Chief Justice of India Altamas Kabir - a quiet, firm jurist

The 39th Chief Justice of India Altamas Kabir, who was on Saturday sworn in by President Pranab Mukharjee, is a man of substance who goes about his work in a quiet but firm way.

New Delhi: The 39th Chief Justice of India Altamas Kabir, who was on Saturday sworn in by President Pranab Mukharjee, is a man of substance who goes about his work in a quiet but firm way.

Chief Justice Kabir is the second Supreme Court head who was born after India attained independence, the first being his predecessor, Chief Justice (retd) SH Kapadia.

Chief Justice Kabir was born July 19, 1948 in the illustrious political family of West Bengal. His uncle Humanyun Kabir - a close associate of Maulana Abul Kalam Azad - was an educationist, politician, writer and philosopher. Humanyun Kabir was the education minister in the cabinet of first prime minister Jawaharlal Nehru and his successor Lal Bahadur Shastri.

Chief Justice Kabir`s father Jahangir Kabir was a well-known figure in West Bengal politics and served as a minister in the governments headed by chief ministers BC Roy and PC Sen.

His initiation into serving the disadvantaged sections of society was through his trade unionist father.

It was, perhaps, this grooming that in one of the cases he held that "Calling a Scheduled Caste person as `chamar` in a public place or within house when some outsider is present amounts to an offence punishable under the provision of the Scheduled Castes and Tribes (Prevention of Atrocities) Act, 1989".

A strong believer in maintaining and upholding the propriety of the constitutional offices, the chief justice in another of his judicial pronouncements said that the governors were not the employees or were not obligated to carry out the instructions of the central government as their role was defined under the constitution.

Chief Justice Kabir, while hearing a matter relating to the rehabilitation of the sex trade workers who want to quit the profession voluntarily, told the government that it made excellent schemes on paper but the targeted people did not know about them.

In another case related to ban on dancing by girls in Mumbai bars, Chief Justice Kabir chided the Maharashtra government and wondered: "If women can be models why can`t they be bar dancers? Are there moral assumptions in the state`s constitutional choices?"

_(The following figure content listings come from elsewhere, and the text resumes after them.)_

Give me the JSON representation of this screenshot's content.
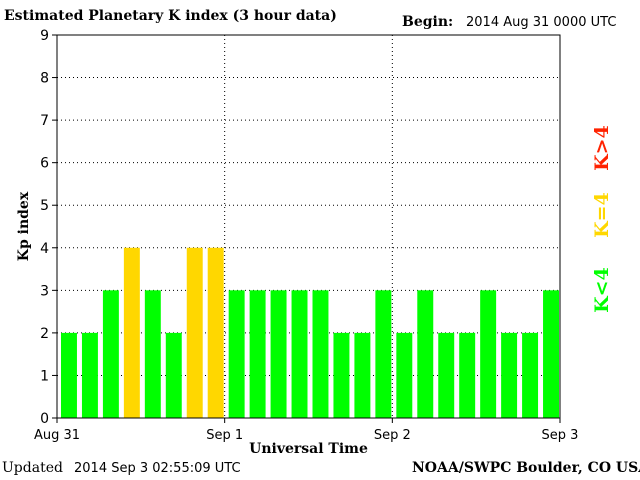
{
  "header": {
    "title": "Estimated Planetary K index (3 hour data)",
    "begin_label": "Begin:",
    "begin_value": "2014 Aug 31 0000 UTC"
  },
  "footer": {
    "updated_label": "Updated",
    "updated_value": "2014 Sep  3 02:55:09 UTC",
    "credit": "NOAA/SWPC Boulder, CO USA"
  },
  "legend": [
    {
      "label": "K<4",
      "color": "#00ff00"
    },
    {
      "label": "K=4",
      "color": "#ffd700"
    },
    {
      "label": "K>4",
      "color": "#ff2200"
    }
  ],
  "colors": {
    "low": "#00ff00",
    "equal": "#ffd700",
    "high": "#ff2200",
    "grid": "#000000"
  },
  "chart_data": {
    "type": "bar",
    "title": "Estimated Planetary K index (3 hour data)",
    "xlabel": "Universal Time",
    "ylabel": "Kp index",
    "ylim": [
      0,
      9
    ],
    "yticks": [
      0,
      1,
      2,
      3,
      4,
      5,
      6,
      7,
      8,
      9
    ],
    "xtick_labels": [
      "Aug 31",
      "Sep 1",
      "Sep 2",
      "Sep 3"
    ],
    "grid": true,
    "bins_per_day": 8,
    "values": [
      2,
      2,
      3,
      4,
      3,
      2,
      4,
      4,
      3,
      3,
      3,
      3,
      3,
      2,
      2,
      3,
      2,
      3,
      2,
      2,
      3,
      2,
      2,
      3
    ]
  }
}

His humble and polite mannerism is in contrast to his firm judicial approach. He questioned the government`s approach when he said that any further enhancement in the reservation for the Scheduled Castes/Scheduled Tribes/other backward classes could only be undertaken after there was a quantification of data in this regard. As it later turned out, the government did not have such data to support its case.

Chief Justice Kabir`s was also involved in a decision that restored the membership of four Karnataka assembly legislators, who were disqualified in wake of number game to save then chief minister BS Yeddyurappa`s government.

Before joining the Calcutta University, Chief Justice Kabir did his schooling at Mt. Hermon School, Darjeeling, and later at Calcutta Boys` School.

After doing his MA and LLB from the Calcutta University, Chief Justice Kabir enrolled as an advocate in 1973 and practised in the district court and the Calcutta High Court in civil and criminal side. He was no stranger to the legal system as his grandfather was a district magistrate.

Chief Justice Kabir was a major force behind the computerisation of the Calcutta High Court and other subordinate courts in Kolkata.

He was appointed as a permanent judge of the high court Aug 6, 1990. Thereafter Jan 3, 2005, he was sent to the Jharkhand High Court as acting chief justice. He was made permanent March 1, 2005,

Chief Justice Kabir was elevated as the judge of the apex court Sep 9, 2005.

He was instrumental in the design of the additional apex court complex that would be coming up at Pragati Maidan on a plot that once housed the Appu Ghar amusement park.

The building reflects amalgamation of all religions. Chief Justice Kabir said: "I wanted to show that the Supreme Court is a place where all religion have equal respect."

Some of the cases before Chief Justice Kabir include the appeal by the Italian government asserting sovereign immunity enjoyed by its two marines who are accused of shooting down two Indian fishermen off Kerala coast Feb 15.